The number of new corporate defaults globally reached 16 in August, the highest August tally since 2009, according to S&P, the latest sign that corporate stress is building.

"There is lots of talk in the market about corporate stress and hidden leverage, but it has not erupted yet. We still think defaults are coming," said Markus Allenspach, head of fixed income research at Julius Baer.

"We have many zombie companies in the United States and Europe from the low interest rates era, and I cannot imagine how they can survive now with high interest rates."

S&P forecast that defaults among junk-rated European companies will reach 3.75 percent by June 2024 from 3.4 percent in August.


Banking stress has gone down the worry list since the March crisis wrecked havoc.

Big US banks sailed through the Federal Reserve's annual health check in June. The European Central Bank has asked banks to provide weekly liquidity data so it can carry out more frequent checks on their ability to ward off potential shocks as rates rise.

Guy Miller, chief market strategist at Zurich Insurance Group, said banks are in a better position in terms of their capital and liquidity compared with March.

Still, big question marks remain over their future, not least from a global property rout.
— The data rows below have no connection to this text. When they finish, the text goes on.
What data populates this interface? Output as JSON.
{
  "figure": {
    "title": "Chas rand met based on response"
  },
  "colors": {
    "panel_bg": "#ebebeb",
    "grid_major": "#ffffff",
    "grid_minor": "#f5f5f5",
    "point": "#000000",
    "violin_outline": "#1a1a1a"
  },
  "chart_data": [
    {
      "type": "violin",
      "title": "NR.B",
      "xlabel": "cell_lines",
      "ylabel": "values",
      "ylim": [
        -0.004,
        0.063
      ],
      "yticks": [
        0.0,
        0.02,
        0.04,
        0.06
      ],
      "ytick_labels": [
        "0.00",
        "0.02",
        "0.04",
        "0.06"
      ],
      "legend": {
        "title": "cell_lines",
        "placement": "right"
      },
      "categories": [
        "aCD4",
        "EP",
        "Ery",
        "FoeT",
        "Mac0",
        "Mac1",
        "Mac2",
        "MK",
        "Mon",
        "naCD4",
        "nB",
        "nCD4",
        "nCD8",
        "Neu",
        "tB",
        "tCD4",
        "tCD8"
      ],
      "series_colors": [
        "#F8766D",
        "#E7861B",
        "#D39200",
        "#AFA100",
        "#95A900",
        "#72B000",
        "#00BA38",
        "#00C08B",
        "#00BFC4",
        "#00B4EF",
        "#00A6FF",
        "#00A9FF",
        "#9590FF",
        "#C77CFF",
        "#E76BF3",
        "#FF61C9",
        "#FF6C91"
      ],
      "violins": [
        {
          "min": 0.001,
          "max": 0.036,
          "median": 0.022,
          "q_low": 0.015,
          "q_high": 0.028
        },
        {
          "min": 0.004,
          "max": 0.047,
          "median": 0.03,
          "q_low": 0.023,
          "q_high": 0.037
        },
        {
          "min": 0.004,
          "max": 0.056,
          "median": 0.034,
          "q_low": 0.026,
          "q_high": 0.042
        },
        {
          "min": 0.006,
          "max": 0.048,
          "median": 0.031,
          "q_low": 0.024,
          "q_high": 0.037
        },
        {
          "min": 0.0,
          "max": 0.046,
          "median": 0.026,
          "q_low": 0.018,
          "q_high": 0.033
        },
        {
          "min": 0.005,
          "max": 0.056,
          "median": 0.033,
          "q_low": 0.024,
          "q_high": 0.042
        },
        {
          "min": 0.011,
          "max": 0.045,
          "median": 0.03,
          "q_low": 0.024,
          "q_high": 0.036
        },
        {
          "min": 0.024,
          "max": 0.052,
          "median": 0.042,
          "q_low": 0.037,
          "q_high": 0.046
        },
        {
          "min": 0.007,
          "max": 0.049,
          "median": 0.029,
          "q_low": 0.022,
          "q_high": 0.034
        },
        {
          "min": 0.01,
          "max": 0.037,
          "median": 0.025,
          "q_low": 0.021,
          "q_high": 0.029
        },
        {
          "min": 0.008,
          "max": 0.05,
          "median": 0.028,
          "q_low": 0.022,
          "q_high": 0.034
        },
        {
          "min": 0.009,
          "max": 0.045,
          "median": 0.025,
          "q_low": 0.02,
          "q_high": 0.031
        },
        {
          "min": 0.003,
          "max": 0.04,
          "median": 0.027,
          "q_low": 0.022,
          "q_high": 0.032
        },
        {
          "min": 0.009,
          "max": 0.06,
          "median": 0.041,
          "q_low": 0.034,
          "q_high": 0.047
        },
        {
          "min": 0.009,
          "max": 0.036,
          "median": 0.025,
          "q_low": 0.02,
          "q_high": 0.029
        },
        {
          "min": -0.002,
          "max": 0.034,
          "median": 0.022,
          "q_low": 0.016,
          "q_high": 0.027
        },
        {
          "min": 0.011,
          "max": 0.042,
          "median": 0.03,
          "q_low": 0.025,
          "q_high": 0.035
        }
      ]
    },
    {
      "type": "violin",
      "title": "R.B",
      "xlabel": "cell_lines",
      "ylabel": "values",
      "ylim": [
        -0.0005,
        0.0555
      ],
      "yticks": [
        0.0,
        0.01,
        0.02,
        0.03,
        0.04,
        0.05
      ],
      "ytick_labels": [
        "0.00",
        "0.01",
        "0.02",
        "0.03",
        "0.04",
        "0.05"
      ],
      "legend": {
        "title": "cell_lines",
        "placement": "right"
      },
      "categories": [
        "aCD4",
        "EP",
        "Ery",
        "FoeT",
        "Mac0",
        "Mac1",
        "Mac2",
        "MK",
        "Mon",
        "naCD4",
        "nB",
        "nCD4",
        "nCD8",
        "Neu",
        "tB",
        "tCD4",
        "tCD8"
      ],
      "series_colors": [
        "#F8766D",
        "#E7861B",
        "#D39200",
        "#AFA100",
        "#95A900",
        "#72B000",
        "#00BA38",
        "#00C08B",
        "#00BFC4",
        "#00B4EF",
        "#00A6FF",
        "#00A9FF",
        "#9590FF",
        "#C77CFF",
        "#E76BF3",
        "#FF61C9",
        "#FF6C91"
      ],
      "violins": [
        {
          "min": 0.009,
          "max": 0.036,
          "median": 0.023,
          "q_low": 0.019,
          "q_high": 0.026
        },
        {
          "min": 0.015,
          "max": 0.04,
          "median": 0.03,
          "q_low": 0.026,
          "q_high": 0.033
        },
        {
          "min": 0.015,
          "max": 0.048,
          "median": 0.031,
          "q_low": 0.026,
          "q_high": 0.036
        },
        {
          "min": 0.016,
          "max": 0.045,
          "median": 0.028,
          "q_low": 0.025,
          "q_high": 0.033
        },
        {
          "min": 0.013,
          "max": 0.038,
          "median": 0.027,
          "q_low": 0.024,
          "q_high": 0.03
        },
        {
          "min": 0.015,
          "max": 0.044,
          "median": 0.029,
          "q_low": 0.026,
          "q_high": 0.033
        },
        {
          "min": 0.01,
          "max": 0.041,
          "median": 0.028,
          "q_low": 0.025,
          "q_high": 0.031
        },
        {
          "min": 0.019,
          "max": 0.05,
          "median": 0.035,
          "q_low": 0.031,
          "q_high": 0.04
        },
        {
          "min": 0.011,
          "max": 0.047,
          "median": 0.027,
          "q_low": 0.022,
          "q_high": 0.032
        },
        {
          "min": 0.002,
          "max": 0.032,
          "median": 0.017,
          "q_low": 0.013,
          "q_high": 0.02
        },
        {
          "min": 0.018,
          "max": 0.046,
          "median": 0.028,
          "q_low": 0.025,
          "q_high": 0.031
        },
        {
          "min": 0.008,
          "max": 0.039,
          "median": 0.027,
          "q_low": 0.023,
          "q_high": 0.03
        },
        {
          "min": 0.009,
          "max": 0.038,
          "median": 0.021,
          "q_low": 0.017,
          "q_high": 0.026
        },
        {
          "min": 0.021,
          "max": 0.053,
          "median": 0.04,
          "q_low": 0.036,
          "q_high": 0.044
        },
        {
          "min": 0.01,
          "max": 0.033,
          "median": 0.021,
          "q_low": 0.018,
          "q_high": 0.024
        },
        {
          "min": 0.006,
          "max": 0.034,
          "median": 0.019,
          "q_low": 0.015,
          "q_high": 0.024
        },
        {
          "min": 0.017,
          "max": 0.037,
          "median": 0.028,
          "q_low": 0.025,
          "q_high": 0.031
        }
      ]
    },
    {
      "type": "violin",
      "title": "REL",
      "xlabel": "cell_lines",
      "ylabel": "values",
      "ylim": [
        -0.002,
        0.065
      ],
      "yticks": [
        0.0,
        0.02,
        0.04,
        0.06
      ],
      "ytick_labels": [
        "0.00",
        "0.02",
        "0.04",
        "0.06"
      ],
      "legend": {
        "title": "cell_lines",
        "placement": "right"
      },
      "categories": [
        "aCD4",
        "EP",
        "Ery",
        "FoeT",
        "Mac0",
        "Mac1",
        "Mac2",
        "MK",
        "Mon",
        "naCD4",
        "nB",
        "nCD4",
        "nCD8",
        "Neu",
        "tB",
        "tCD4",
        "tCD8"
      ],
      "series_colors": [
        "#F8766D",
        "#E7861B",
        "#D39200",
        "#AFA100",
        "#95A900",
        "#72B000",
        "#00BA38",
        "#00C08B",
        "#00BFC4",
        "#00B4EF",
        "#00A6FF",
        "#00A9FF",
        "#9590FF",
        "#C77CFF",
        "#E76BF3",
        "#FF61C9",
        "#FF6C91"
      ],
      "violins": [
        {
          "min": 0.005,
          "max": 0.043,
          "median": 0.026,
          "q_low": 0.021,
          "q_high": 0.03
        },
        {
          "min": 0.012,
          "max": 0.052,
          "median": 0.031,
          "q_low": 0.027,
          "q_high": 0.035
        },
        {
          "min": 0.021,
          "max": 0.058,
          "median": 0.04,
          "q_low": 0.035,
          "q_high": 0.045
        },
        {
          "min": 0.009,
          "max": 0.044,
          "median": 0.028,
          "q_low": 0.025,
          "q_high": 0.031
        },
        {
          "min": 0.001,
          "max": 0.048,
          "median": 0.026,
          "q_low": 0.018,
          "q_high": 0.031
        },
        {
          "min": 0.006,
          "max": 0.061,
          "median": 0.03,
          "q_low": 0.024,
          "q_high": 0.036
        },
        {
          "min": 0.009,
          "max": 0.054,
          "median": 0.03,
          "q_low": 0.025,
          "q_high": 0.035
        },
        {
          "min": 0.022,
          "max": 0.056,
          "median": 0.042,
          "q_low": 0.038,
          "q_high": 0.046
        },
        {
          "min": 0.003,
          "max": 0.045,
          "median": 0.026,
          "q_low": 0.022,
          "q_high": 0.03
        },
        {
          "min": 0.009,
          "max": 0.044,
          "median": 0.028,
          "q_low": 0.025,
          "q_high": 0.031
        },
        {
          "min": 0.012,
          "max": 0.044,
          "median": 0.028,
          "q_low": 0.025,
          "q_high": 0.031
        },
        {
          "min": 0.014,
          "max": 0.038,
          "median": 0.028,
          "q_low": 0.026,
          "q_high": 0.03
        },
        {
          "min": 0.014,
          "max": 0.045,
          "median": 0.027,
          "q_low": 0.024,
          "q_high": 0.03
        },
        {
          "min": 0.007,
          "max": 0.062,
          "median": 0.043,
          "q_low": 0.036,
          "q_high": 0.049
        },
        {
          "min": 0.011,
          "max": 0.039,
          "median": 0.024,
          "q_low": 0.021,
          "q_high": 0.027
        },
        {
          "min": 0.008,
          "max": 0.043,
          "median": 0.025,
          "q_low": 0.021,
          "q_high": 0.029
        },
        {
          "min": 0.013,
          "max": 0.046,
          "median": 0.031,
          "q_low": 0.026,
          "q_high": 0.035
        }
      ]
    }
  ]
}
"There is still an inherent vulnerability to deposit flight as well as to commercial real estate and other credit exposures for smaller banks," said Miller.

The S&P 500 US regional banks index (.SPLRCBNKS) is down almost 40 percent this year, set for its biggest annual drop since 2008.

Miller noted that European banks are also vulnerable given their bigger size relative to the economy that leaves them more exposed to risks from various pockets.


The Bank of Japan has held steadfast to ultra-easy monetary policy but a tighter stance is on the cards. And the risks are rising of a sharp unwind from an era of Japanese cash pumping into everything from US tech stocks to high-yielding emerging market currencies.

Capital Economics expects the BOJ to hike its policy rate in January. It notes that Japanese investors, who have long sought better investment yields elsewhere, own around a trillion dollars of US bonds. They are big holders of European and Australian debt.

Japanese selling of Treasuries could further push up yields -- already at their highest since the global financial crisis. That could hurt equities, which tend to perform worse when investors expect higher returns from low-risk government bonds.

Expect markets to show increased sensitivity to the BoJ in coming months.